If presyncope: evaluate as syncope (orthostatic vitals, ECG, cardiac history)


Step 4 — Is This Disequilibrium?

Suspect disequilibrium if:

Feature Disequilibrium pattern
Context Dizziness only when walking or standing; absent when lying down
Quality Sense of imbalance, unsteadiness — NOT spinning, NOT near-faint
Exam Gait disturbance, signs of neuropathy, parkinsonism, or cerebellar dysfunction
Associated Falls, wide-based gait, leg weakness, sensory loss

Common causes:

  • Peripheral neuropathy
  • Parkinson's disease / parkinsonism
  • Cerebellar disease (also look for dysarthria, gaze-evoked nystagmus, limb dysmetria)
  • Cervical spondylosis / cervical myelopathy
  • Drug toxicity
  • Visual impairment (worsens any balance disorder)
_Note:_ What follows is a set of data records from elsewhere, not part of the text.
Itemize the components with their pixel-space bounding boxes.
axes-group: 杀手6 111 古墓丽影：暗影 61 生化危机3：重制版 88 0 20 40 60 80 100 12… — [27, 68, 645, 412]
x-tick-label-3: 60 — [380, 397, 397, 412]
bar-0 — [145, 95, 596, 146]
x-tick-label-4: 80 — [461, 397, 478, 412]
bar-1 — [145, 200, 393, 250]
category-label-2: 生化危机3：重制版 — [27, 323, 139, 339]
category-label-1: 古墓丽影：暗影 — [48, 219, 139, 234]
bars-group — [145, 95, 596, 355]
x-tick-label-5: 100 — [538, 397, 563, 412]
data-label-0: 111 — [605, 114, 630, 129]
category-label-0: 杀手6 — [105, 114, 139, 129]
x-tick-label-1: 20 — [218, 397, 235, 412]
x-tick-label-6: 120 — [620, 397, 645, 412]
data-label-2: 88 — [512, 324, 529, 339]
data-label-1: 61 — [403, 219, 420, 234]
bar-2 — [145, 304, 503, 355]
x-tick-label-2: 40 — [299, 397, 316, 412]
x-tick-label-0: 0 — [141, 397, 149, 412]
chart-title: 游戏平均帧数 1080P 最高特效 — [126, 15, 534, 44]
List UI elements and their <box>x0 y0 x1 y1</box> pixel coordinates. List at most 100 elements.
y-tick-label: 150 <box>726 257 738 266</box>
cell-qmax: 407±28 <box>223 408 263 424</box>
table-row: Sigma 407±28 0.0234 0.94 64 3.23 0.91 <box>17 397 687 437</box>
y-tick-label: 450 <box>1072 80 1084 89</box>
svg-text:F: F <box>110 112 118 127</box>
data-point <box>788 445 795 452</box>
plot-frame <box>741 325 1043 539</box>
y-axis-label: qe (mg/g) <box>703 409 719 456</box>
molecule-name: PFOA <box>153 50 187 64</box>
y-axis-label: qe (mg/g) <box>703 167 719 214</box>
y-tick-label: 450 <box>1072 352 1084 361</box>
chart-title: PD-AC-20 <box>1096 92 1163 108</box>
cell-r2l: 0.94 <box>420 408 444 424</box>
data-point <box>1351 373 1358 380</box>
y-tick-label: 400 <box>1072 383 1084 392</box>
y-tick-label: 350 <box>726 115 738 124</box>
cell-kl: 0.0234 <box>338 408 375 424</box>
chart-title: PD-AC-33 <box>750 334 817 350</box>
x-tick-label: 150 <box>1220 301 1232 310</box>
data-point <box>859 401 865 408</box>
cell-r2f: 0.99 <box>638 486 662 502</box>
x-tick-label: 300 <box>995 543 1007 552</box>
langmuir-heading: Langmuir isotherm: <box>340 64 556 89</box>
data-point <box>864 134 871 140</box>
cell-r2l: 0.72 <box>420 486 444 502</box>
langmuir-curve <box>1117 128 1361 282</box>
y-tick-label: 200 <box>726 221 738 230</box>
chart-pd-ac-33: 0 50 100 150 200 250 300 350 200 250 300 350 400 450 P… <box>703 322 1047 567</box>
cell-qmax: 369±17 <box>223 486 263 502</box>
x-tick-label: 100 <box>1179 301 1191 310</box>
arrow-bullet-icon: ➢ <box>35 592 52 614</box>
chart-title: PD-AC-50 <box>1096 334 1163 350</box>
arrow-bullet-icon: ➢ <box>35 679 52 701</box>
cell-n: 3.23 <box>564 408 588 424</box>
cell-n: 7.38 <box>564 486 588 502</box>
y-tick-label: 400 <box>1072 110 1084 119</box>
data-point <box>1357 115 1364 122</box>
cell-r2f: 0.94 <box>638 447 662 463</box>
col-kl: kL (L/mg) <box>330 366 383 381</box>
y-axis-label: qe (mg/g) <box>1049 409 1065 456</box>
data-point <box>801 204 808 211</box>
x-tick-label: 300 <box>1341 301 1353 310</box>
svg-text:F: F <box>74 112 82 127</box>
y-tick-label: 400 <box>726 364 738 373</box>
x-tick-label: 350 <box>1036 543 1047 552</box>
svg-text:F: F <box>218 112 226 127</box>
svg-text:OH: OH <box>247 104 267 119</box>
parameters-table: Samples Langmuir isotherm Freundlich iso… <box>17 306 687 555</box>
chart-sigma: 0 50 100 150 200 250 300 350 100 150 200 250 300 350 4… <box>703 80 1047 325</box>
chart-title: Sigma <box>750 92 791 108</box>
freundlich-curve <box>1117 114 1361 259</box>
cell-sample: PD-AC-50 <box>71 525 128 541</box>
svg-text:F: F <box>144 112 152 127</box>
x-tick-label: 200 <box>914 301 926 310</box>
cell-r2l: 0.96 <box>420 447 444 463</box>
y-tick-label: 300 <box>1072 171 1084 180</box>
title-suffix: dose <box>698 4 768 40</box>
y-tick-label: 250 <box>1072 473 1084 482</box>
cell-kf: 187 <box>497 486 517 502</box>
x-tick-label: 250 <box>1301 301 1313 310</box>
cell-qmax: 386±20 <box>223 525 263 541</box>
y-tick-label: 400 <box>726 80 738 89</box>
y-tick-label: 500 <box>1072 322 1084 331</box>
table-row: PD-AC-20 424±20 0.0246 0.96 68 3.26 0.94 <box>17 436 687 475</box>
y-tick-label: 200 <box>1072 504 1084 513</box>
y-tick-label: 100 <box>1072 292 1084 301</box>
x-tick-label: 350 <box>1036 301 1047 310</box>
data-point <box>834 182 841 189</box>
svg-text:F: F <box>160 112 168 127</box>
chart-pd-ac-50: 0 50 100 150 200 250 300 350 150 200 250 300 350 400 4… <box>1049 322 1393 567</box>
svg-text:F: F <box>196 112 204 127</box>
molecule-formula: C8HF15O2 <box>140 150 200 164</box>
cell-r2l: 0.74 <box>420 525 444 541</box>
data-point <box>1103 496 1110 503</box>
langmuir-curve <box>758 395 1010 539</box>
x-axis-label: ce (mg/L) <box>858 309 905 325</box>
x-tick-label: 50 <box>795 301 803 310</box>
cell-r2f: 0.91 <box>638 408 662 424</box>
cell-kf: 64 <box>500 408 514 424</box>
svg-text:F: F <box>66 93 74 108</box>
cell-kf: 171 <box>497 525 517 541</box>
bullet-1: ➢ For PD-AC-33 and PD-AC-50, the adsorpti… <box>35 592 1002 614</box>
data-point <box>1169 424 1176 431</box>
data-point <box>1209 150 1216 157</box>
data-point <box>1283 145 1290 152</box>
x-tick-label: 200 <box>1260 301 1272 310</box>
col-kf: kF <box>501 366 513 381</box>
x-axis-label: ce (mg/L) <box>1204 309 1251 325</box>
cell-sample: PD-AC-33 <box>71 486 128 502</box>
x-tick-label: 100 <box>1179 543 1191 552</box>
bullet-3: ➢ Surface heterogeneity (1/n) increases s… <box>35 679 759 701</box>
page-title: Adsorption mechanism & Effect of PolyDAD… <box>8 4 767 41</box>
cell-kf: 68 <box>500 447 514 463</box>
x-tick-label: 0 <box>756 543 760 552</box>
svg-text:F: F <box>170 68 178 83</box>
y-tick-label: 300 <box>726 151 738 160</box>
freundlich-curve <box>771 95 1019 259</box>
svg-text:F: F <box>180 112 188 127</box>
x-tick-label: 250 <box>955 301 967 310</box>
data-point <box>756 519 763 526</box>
If disequilibrium: neurologic examination + gait observation; targeted investigation for underlying cause


Step 5 — Nonspecific Dizziness

Consider if: dizziness does not fit the above patterns cleanly — vague "I'm just dizzy," no reproducible trigger, often in young healthy patients without neurologic or cardiovascular disease.

Common causes:

  • Anxiety, panic disorder, depression (primary cause in ~25% of nonspecific dizziness)
  • Hyperventilation (confirm by asking patient to hyperventilate; if dizziness reproduced AND no nystagmus appears, likely psychogenic)
  • Medication side effects — especially antidepressants, anticonvulsants, anticholinergics, antihypertensives
  • Hypoglycaemia or other metabolic disorders
  • Post-head trauma / whiplash (provoked by visual stimuli — malls, scrolling screens, patterned environments)
  • Milder forms of vestibular or presyncope not meeting full criteria

⚠️ If hyperventilation reproduces dizziness AND nystagmus appears: this is a vestibular lesion unmasked by hyperventilation — NOT psychogenic.
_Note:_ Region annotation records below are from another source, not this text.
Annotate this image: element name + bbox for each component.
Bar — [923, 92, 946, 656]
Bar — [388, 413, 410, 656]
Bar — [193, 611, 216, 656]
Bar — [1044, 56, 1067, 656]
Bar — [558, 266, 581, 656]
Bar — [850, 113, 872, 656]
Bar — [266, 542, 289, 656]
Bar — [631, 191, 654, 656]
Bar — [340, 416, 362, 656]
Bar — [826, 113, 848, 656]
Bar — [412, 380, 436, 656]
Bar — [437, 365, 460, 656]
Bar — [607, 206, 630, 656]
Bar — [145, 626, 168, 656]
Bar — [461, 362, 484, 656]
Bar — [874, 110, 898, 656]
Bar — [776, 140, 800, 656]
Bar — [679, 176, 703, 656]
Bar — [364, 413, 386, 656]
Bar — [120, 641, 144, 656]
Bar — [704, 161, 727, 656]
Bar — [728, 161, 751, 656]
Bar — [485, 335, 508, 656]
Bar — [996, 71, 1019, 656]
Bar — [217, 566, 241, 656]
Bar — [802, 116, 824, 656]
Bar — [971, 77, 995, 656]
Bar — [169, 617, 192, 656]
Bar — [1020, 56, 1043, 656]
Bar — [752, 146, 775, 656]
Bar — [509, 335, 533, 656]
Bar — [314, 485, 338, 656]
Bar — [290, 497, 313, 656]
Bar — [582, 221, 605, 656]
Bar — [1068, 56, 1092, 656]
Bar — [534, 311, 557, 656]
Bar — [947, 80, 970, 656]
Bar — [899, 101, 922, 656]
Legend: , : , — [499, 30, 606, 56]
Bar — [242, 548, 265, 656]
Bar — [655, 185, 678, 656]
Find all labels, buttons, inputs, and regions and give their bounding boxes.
If nonspecific: medication review, metabolic screen, consider psychiatry assessment if anxiety/depression features present


Clinical Guardrails

  • Don't over-rely on the word "spinning" — cardiac patients with presyncope can describe a spinning sensation; vestibular patients may never say spinning.
  • "Constant for months" ≠ vestibular — the CNS compensates for vestibular lesions. Months of constant dizziness is almost always psychogenic, metabolic, or multifactorial.
  • Older patients are multifactorial — up to 44% of dizzy patients ≥65 have more than one cause. Screen for: anxiety, depression, impaired balance, past MI, postural hypotension, polypharmacy (≥5 drugs), hearing impairment.
  • Always check medications — antihypertensives, antidepressants, anticonvulsants, and anticholinergics are common contributors and are often remediable.